Ils ont compris que tant que ce lien subsiste, tous leurs efforts pour éteindre dans ces populations la vie qui leur est propre resteraient éternellement stériles. Encore une fois le bût qu’on se propose est le même qu’au treizième siècle, mais les moyens différents. A cette époque l’Eglise latine voulait brutalement se substituer dans tout l’Orient Chrétien à l’Eglise orthodoxe; maintenant on cherchera à ruiner les fondements de cette Eglise par la prédication philosophique.
Au treizième siècle la domination de l’Occident prétendait s’approprier ces pays directement et les gouverner en son propre nom; maintenant faute de mieux on cherchera à y provoquer, à y favoriser l’établissement de petites nationalités bâtardes, de petites existences politiques, soi-disant indépendantes, vains simulacres bien mensongers, bien hypocrites, bons, tout au plus, à masquer la réalité, et cette réalité ce serait maintenant comme alors: la domination de l’Occident.
Ce qui vient d’être tenté en Grèce est une grande révélation et devrait servir d’enseignement à tout le monde. Il est vrai que jusqu’à présent la tentative ne paraît guère avoir profité à ceux qui en ont été les instigateurs. L’arme a répercuté contre la main qui s’en est servie. Et cette révolution qui après avoir annulé un pouvoir d’origine étrangère paraît avoir restitué l’initiative à des influences plus nationales, pourrait fort bien en définitive aboutir à resserrer le lien qui rattache ce petit pays au grand tout, dont il n’est qu’une fraction.
Il faut se dire d’ailleurs que tout ce qui se passe ou se passerait en Grèce ne sera jamais qu’un épisode, un détail de la grande lutte entre l’Occident et nous. Ce n’est pas là-bas, aux extrémités que l’immense question sera décidée. C’est ici, parmi nous, au centre, au cœur même de ce monde de l’Orient Chrétien, de l’Orient Européen que nous représentons, de ce monde qui est nous-même. Ses destinées définitives qui sont aussi les nôtres, ne dépendent que de nous; elles dépendent avant tout du sentiment plus ou moins énergique qui nous lie, qui nous identifie l’un à l’autre.

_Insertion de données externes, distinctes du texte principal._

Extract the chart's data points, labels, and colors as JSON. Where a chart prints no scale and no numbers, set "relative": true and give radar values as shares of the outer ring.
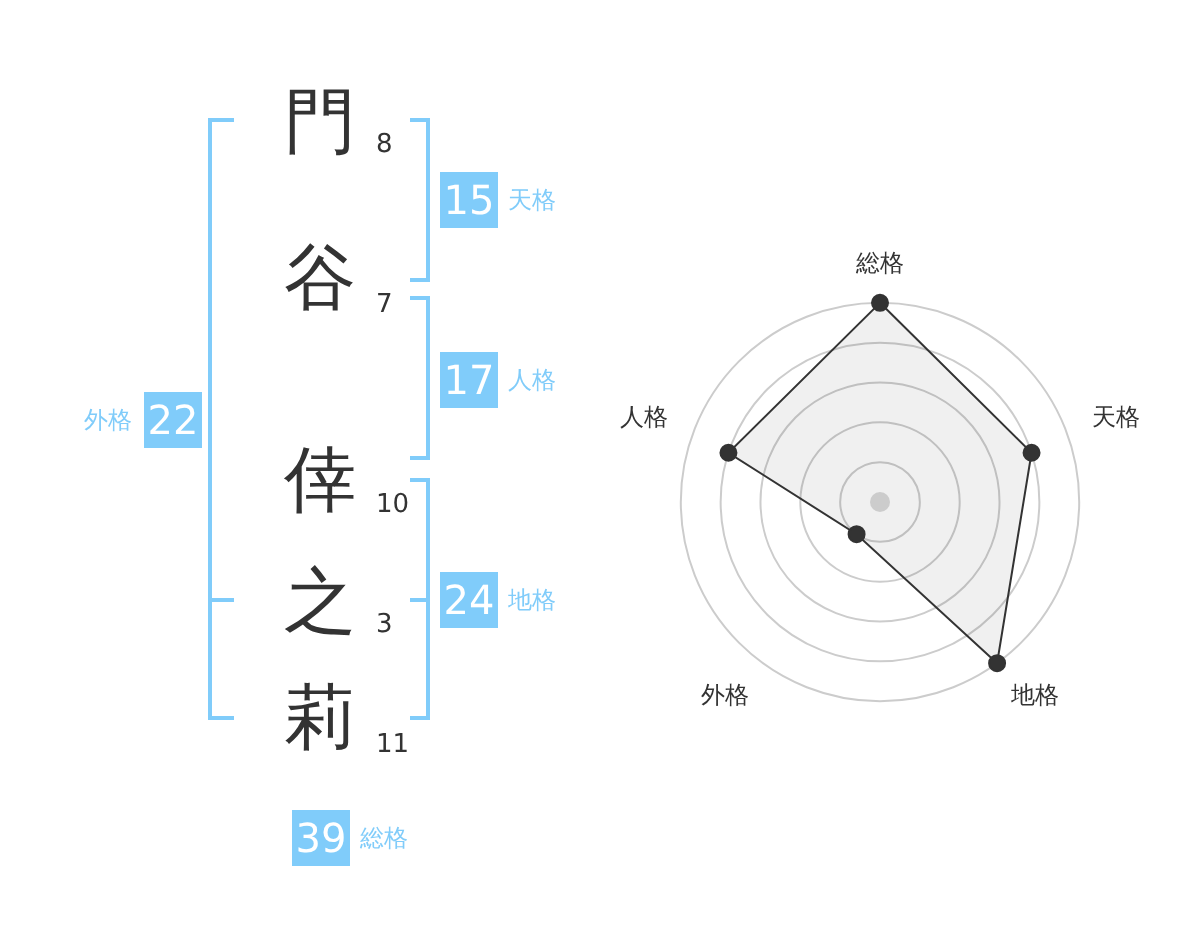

Répétons-le donc et ne nous lassons pas de le redire: l’Eglise d’Orient est l’Empire orthodoxe, l’Eglise d’Orient héritière légitime de l’Eglise universelle, l’Empire orthodoxe identique dans son principe, étroitement solidaire dans toutes ses parties. Est-ce là ce que nous sommes? ce que nous voulons être? Est-ce là ce que l’on prétend nous contester?